According to behaviorists at the University of St. Andrews, fish value friendship, choose which fish to adopt as friends (they recognize their chums by both smell and appearance), and decide to swim with them instead of with other fish.
One person who stopped eating fish for ethical reasons is Sylvia Earle, a leading marine biologist and ocean explorer. She knows a thing or two about the denizens of the deep. “I never eat anyone I know personally,” says Earle. “I wouldn’t deliberately eat a grouper any more than I’d eat a cocker spaniel. They’re so good-natured, so curious. You know, fish really are sensitive, they have personalities, they hurt when they are wounded.”

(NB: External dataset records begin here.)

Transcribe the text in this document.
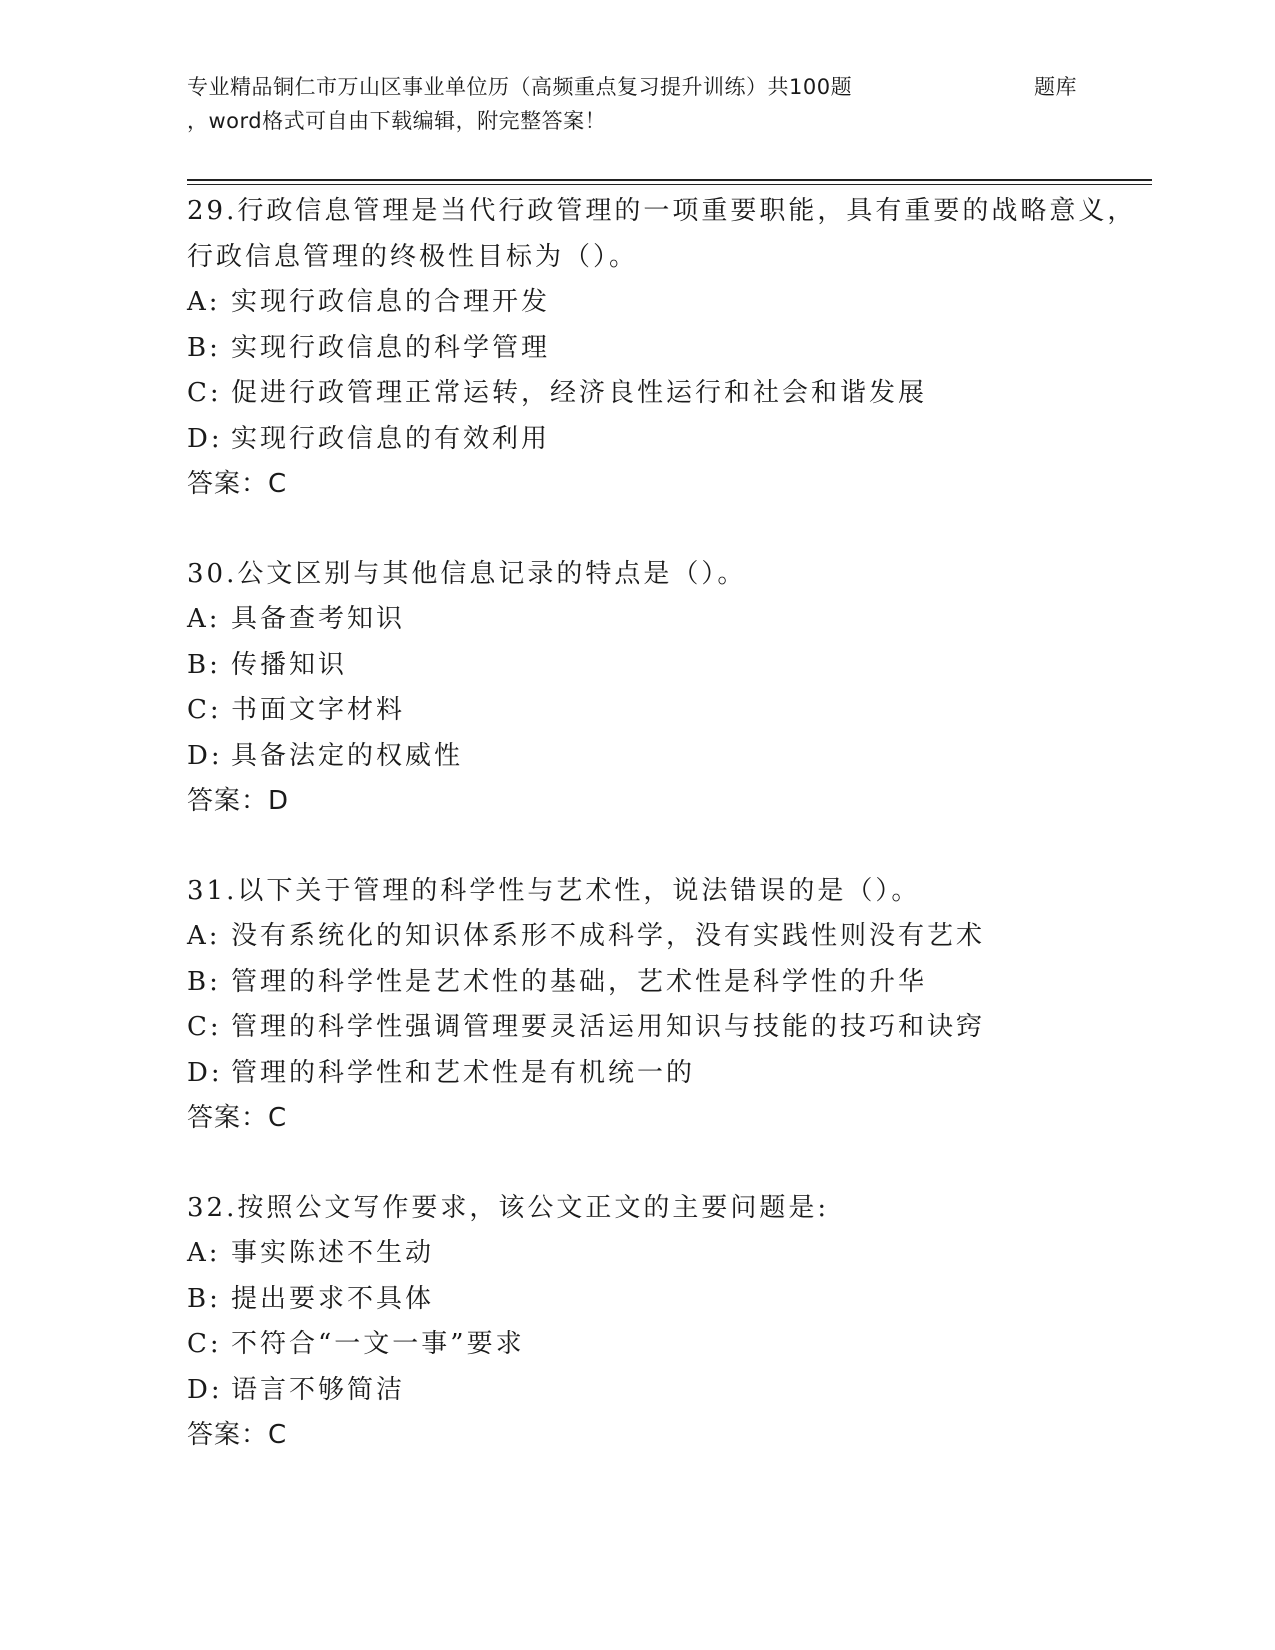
专业精品铜仁市万山区事业单位历（高频重点复习提升训练）共100题	题库
，word格式可自由下载编辑，附完整答案！
29.行政信息管理是当代行政管理的一项重要职能，具有重要的战略意义，行政信息管理的终极性目标为（）。
A: 实现行政信息的合理开发
B: 实现行政信息的科学管理
C: 促进行政管理正常运转，经济良性运行和社会和谐发展
D: 实现行政信息的有效利用
答案：C
30.公文区别与其他信息记录的特点是（）。
A: 具备查考知识
B: 传播知识
C: 书面文字材料
D: 具备法定的权威性
答案：D
31.以下关于管理的科学性与艺术性，说法错误的是（）。
A: 没有系统化的知识体系形不成科学，没有实践性则没有艺术
B: 管理的科学性是艺术性的基础，艺术性是科学性的升华
C: 管理的科学性强调管理要灵活运用知识与技能的技巧和诀窍
D: 管理的科学性和艺术性是有机统一的
答案：C
32.按照公文写作要求，该公文正文的主要问题是:
A: 事实陈述不生动
B: 提出要求不具体
C: 不符合“一文一事”要求
D: 语言不够简洁
答案：C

The National Wildlife Federation report on risks of cancer from eating freshwater fish concluded that one weekly meal of a trout from Lake Michigan poses a cancer risk of one in ten. Mercury turned up in 92 percent of all fish tested. According to a report by the General Accounting Office, the seafood industry is dangerously under-regulated. In fact, the Food and Drug Administration doesn’t even bother to test most fish flesh for many well-known chemical and bacterial health hazards. Only 1 to 3 percent of fish imported from other countries is inspected at the border.
Don’t be surprised if Jane ends up dealing with this ethical dilemma in the coming weeks. After reading this post, you’ll know there is much truth in that jest.

I was in China for a two-week trip a few years ago and the food situation there was very challenging. When you are served a meat dish, you have no doubt about whom it used to be. I remember one lunch vividly, in which a small piglet was brought to the table and placed in front of my friend Kim and I. The pig was pretty much intact except it had been obviously cooked and then chopped from head to toe, in vertical slices, but still in its original form… if that makes sense… I couldn’t help but assume that if I were daily confronted with the true source of my pulled pork BBQ in the USA that I would without hesitation become vegan. We make it easy to eat meat in this country because we are so removed from the killing process. I found the Chinese approach much more honest.
This is a photo of one of our pork-free lunches. At every meal you could tell where Kim and I were sitting because we basically lived on Pepsi the entire trip.